Qu’elle réalise une exposition dont les objets « repose sur des gestes d’écriture[foot]Les objets qui parlent, Galerie Dohyanglee, Mars 2012. Exposition accompagnée d’un texte de Elfi Turpin.[/foot]» ou qu’elle construise une fontaine publique à l’aide d’éléments emblématiques d’un certain espace privé (Mind the Gap Fountain, 2008), Kristina Solomoukha entretient un rapport exigu avec l’espace. Depuis les premières pièces, son travail est notamment marqué par une interrogation quant aux environnements (sub)urbains, zones franches, architectures de béton, espaces perdues ou zones blanches pour reprendre une expression de Philippe Vasset[foot]Un livre blanc, Philippe Vasset, Fayard, Paris, 2007. Voir aussi L’atelier de géographie parallèle (avec Xavier Courteix et Xavier Bismuth) : un siteblanc.org[/foot], écrivain, qui s’intéressa à ces espaces dans un livre publié en 2007. Il est avant tout question de territoire, plus précisément de « non-lieux », ces espaces anonymes qui se définissent essentiellement par ce qu’ils ne sont pas : des endroits où l’on reste, halls de gares ou d’aéroports, échangeurs autoroutiers, aires de repos, interstices construits dans la ville ou espaces perdus et abandonnés par la ville …

C’est dans cette multitude de niveaux qu’opère l’œuvre de Kristina Solomoukha, mettant en évidence des mouvements d’accélération ou des volumes de rétention qui sont aujourd’hui devenues les signes substantiels de la société du flux ininterrompu.
L’échangeur autoroutier est un des objets qui fut privilégiés par l’artiste notamment dans une série d’aquarelles, The Geography of Nowhere (2006). Dans ses œuvres, cette infrastructure est devenue une sorte de modèle atypique pour une peinture paysagiste, l’architecture pesante des rampes de béton devenant un motif ornemental gracieux, graphique, presque un symbole, dilué dans la couleur de l’aquarelle. C’est un motif qui se retrouve également au centre d’un projet vidéo de 2005-2006, City of Continuous Present, qu’elle nous propose dans une installation inédite intitulée Belvédère. Dans cette version, la vidéo fait partie d’un dispositif. Diffusée dans une sorte de podium qui évoque le belvédère d’observation que l’on peut rencontrer parfois dans certains espaces ou le paysage s’offre à la contemplation.
Kristina joue ici sur les points de vues qu’elle propose au visiteur. Nous alternons entre l’observation de la vidéo diffusée dans la construction à hauteur des jambes – accentuant l’effet de survol des images vidéo – et l’observation depuis le haut du podium qui nous offre un point de vue légèrement surplombant sur l’exposition et les paysages urbains proposés par les autres artistes.
À proximité, des affiches photographiques nous offrent des extraits de récits de voyages écrits par des architectes, des voyageurs, ou des écrivains. Faisant le lien avec l’image vidéo, les textes ouvrent le récit vers le désir et les projections de villes rêvées, imaginées.

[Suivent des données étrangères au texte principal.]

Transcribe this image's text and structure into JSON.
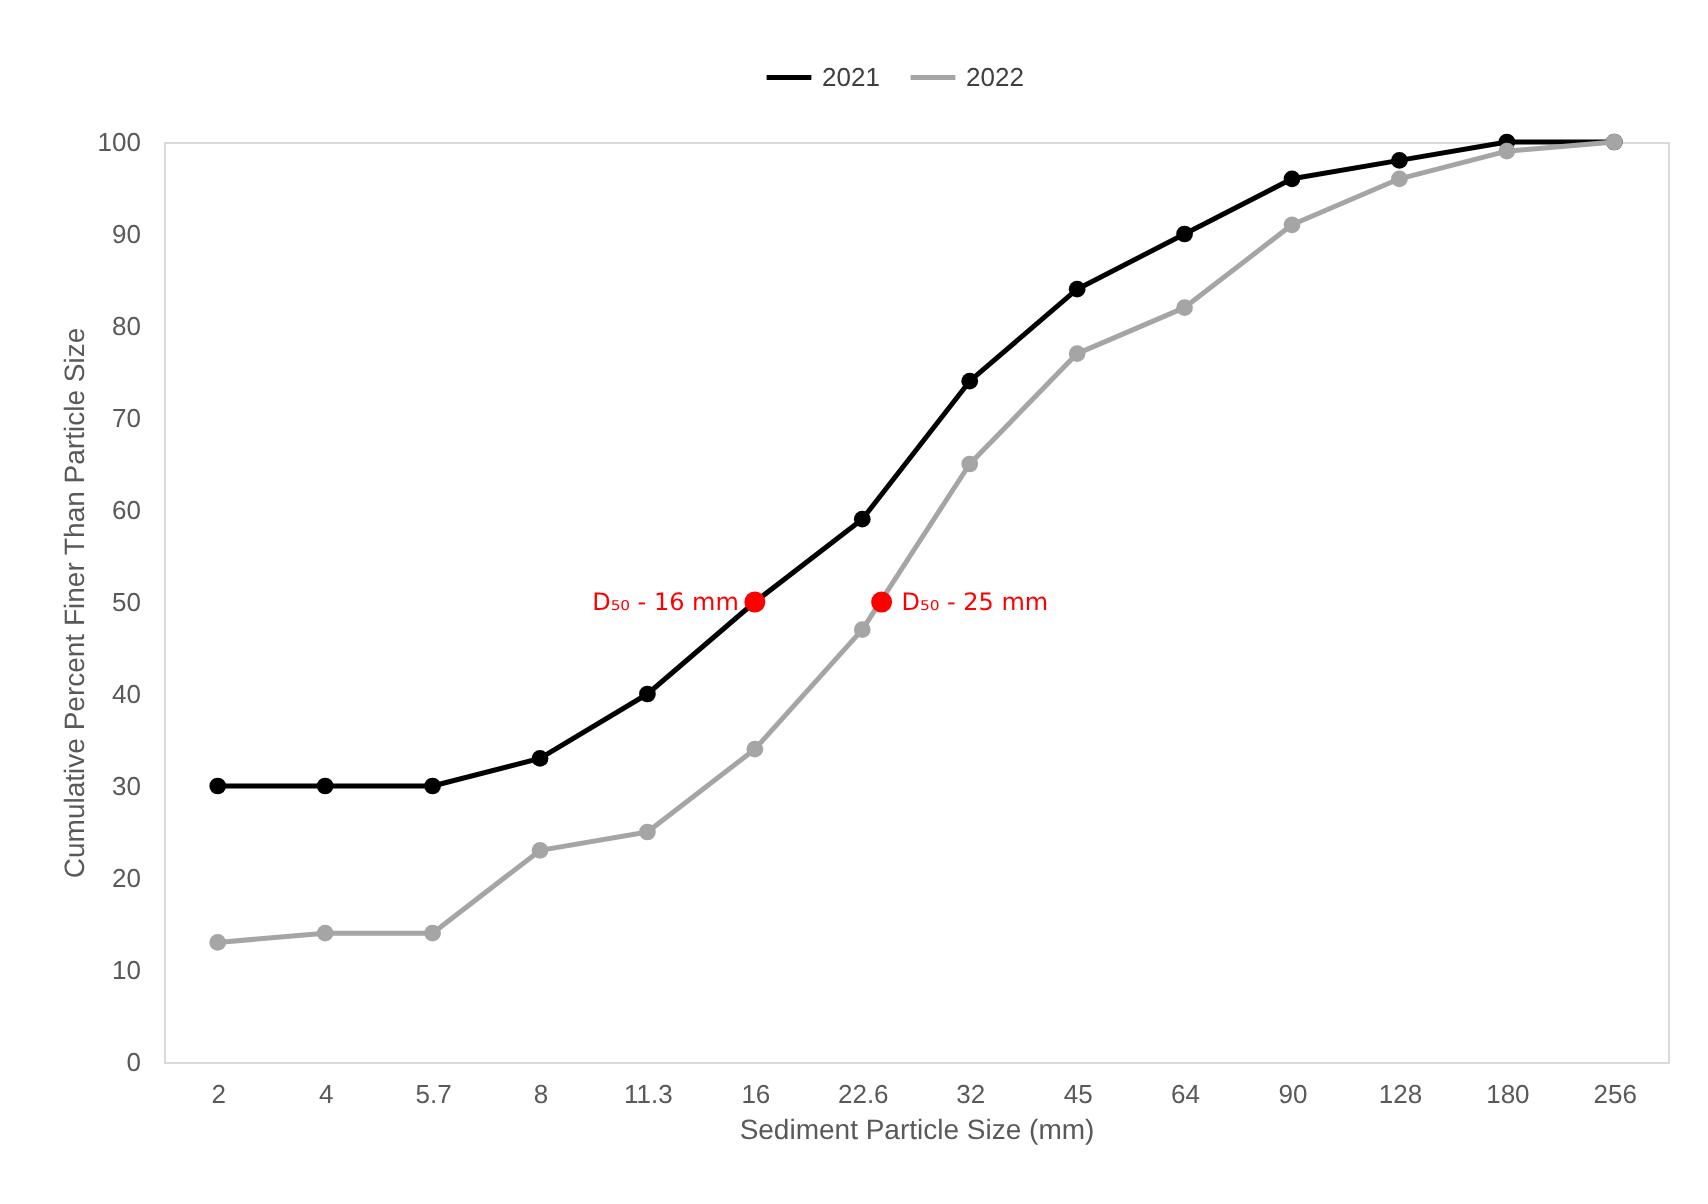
{
  "chart_data": {
    "type": "line",
    "xlabel": "Sediment Particle Size (mm)",
    "ylabel": "Cumulative Percent Finer Than Particle Size",
    "categories": [
      "2",
      "4",
      "5.7",
      "8",
      "11.3",
      "16",
      "22.6",
      "32",
      "45",
      "64",
      "90",
      "128",
      "180",
      "256"
    ],
    "series": [
      {
        "name": "2021",
        "color": "#000000",
        "values": [
          30,
          30,
          30,
          33,
          40,
          50,
          59,
          74,
          84,
          90,
          96,
          98,
          100,
          100
        ]
      },
      {
        "name": "2022",
        "color": "#a5a5a5",
        "values": [
          13,
          14,
          14,
          23,
          25,
          34,
          47,
          65,
          77,
          82,
          91,
          96,
          99,
          100
        ]
      },
      {
        "type": "scatter",
        "color": "#ff0000",
        "x": [
          "16",
          "22.6"
        ],
        "values": [
          50,
          50
        ]
      }
    ],
    "annotations": [
      {
        "text": "D₅₀ - 16 mm",
        "x": "16",
        "y": 50
      },
      {
        "text": "D₅₀ - 25 mm",
        "x": "22.6",
        "y": 50
      }
    ],
    "ylim": [
      0,
      100
    ],
    "yticks": [
      0,
      10,
      20,
      30,
      40,
      50,
      60,
      70,
      80,
      90,
      100
    ],
    "legend": "top",
    "marker": "circle",
    "line_style": "solid"
  }
}
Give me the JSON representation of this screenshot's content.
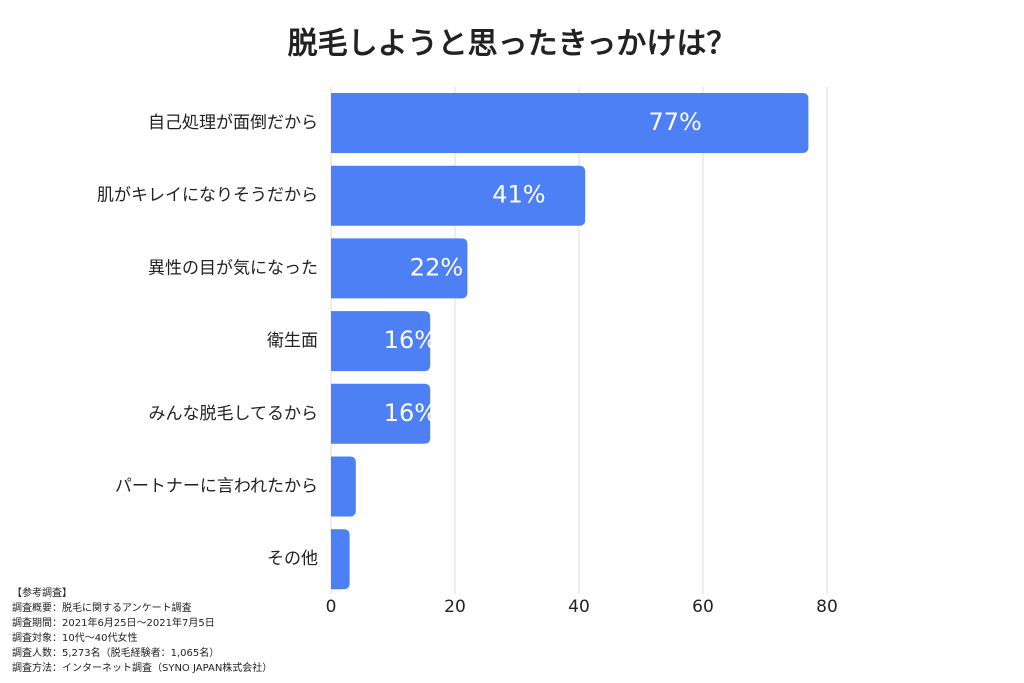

Pour réalisée la vidéo, Kristina Solomoukha a survolé la ville de Sao Paulo en hélicoptère. Les rushs assemblés, elle a joué sur la vitesse de défilement de l’image en accélérant celle-ci  quatre fois, restituant ainsi cette sorte de frénésie et d’énergie que développent ces espaces routiers. La vidéo met en avant une hyperfonction de distribution de ces espaces. Le vol de l’hélicoptère donne un caractère organique à cette vision de la ville qui vibre, impulse sans cesse du mouvement, regagnant toujours les vides laissés ici et là au grès de sa mutation.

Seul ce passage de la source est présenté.